Boeing's Prototype 707 Jetliner, The `Dash 80,' Is Welcomed Home

The prototype for the Boeing 707, the first commercial jet transport built in the United States, flew home in triumph yesterday after 18 years in storage.

A couple hundred people, many toting still and video cameras, turned out at Seattle's Boeing Field to welcome back the 36-year-old plane, designated the 367-80 in development and nicknamed the ``Dash 80.''

Aboard the plane on its arrival at the Museum of Flight from Moses Lake were former Boeing employees who played roles in its development, including test pilot Tex Johnson, who turned a barrel roll with the jet before thousands of Seafair hydroplane-race spectators over Lake Washington in 1957.

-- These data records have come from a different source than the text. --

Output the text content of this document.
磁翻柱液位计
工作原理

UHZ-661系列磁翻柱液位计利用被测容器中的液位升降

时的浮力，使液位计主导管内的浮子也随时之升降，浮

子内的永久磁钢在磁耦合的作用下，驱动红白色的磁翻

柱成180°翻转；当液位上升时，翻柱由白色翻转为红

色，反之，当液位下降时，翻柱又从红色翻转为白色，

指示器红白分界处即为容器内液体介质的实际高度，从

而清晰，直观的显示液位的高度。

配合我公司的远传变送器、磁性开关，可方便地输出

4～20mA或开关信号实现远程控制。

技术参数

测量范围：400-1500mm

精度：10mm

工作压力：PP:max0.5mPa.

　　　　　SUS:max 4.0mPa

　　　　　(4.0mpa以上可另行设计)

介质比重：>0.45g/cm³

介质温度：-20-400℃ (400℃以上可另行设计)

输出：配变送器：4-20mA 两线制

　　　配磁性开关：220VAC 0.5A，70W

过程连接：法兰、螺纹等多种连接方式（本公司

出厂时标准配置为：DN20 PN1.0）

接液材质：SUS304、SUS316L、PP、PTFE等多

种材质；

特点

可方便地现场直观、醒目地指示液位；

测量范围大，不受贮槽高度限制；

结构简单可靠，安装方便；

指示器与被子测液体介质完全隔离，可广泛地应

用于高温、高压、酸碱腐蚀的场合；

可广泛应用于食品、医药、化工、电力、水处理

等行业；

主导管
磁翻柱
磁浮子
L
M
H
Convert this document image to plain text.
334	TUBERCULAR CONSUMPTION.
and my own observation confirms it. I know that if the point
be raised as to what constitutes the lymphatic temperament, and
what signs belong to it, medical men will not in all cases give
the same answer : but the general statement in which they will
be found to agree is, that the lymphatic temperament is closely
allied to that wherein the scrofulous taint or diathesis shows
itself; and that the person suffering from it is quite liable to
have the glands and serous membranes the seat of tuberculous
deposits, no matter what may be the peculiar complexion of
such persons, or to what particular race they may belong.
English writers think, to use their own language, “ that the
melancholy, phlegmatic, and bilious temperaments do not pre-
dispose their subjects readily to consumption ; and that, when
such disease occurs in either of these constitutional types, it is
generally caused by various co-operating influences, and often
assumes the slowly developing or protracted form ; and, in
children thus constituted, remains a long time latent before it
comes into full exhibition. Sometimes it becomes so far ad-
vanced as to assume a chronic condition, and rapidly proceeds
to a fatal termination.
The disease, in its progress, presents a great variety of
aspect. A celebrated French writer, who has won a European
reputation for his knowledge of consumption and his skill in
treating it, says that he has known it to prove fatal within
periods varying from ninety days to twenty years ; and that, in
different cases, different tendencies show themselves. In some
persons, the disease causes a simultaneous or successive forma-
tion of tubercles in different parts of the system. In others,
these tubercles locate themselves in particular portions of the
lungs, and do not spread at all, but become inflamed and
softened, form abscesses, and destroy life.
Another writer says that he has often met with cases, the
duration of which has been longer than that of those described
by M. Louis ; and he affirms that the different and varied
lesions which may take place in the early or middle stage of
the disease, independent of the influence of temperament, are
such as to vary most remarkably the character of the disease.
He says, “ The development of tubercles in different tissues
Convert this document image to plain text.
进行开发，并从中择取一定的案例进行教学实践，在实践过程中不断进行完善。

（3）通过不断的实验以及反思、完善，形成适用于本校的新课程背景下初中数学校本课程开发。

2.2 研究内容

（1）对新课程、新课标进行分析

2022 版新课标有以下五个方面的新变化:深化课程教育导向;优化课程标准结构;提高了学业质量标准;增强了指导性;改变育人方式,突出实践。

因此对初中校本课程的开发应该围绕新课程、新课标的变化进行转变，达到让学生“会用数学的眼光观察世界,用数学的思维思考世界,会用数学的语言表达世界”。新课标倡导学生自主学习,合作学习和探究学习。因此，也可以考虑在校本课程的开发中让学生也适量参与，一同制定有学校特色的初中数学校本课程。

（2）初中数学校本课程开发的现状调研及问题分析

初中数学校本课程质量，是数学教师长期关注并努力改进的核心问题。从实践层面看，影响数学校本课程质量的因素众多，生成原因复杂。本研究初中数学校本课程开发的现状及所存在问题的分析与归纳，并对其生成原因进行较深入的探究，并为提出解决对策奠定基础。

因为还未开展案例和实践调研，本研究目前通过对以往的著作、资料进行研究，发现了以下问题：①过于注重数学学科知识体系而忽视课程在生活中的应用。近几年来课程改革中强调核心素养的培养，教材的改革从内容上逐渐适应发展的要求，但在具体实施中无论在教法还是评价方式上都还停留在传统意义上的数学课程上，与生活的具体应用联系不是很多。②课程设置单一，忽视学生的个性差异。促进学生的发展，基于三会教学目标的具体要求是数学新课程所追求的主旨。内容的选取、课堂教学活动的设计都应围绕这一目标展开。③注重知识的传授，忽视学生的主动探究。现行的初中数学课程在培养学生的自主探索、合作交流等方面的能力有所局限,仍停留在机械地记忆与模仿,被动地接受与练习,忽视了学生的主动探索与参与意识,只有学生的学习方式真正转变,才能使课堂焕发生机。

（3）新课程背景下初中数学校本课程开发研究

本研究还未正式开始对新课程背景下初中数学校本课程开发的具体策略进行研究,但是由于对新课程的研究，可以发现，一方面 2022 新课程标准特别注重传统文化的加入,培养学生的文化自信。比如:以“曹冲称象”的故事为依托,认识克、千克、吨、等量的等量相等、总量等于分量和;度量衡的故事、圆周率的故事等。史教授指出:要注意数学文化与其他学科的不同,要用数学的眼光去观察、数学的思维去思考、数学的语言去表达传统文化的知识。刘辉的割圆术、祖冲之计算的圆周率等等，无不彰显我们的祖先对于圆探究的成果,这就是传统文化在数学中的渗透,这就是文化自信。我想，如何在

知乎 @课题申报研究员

Johnson, sporting a cowboy hat, led the contingent off the Dash 80 for welcoming ceremonies at the museum. He was greeted with cheers, recorded strains of the theme from ``Star Wars'' and the deafening sounds of a takeoff from a nearby runway.

The jetliner was flown for nearly 20 years after rolling out of the factory in May 1954. It was used to test systems that later were applied to a succession of Boeing jets.

The National Air and Space Museum in Washington, D.C., has owned the plane since 1972, when Boeing completed its tests and donated the plane to the museum. It has been stored at Davis Monthan Air Force Base in Tucson, Ariz.

More than a month of work by 15 Boeing technicians was needed to get the plane ready to fly to the Grant County Airport in Moses Lake on May 7.

Boeing agreed this year to restore the plane to airworthiness, fly it to Seattle and refurbish it as part of Boeing's 75th anniversary celebration.

The Dash 80 is to be at the Museum of Flight until the National Air and Space Museum builds a display hangar for it to be completed by the summer of 1995.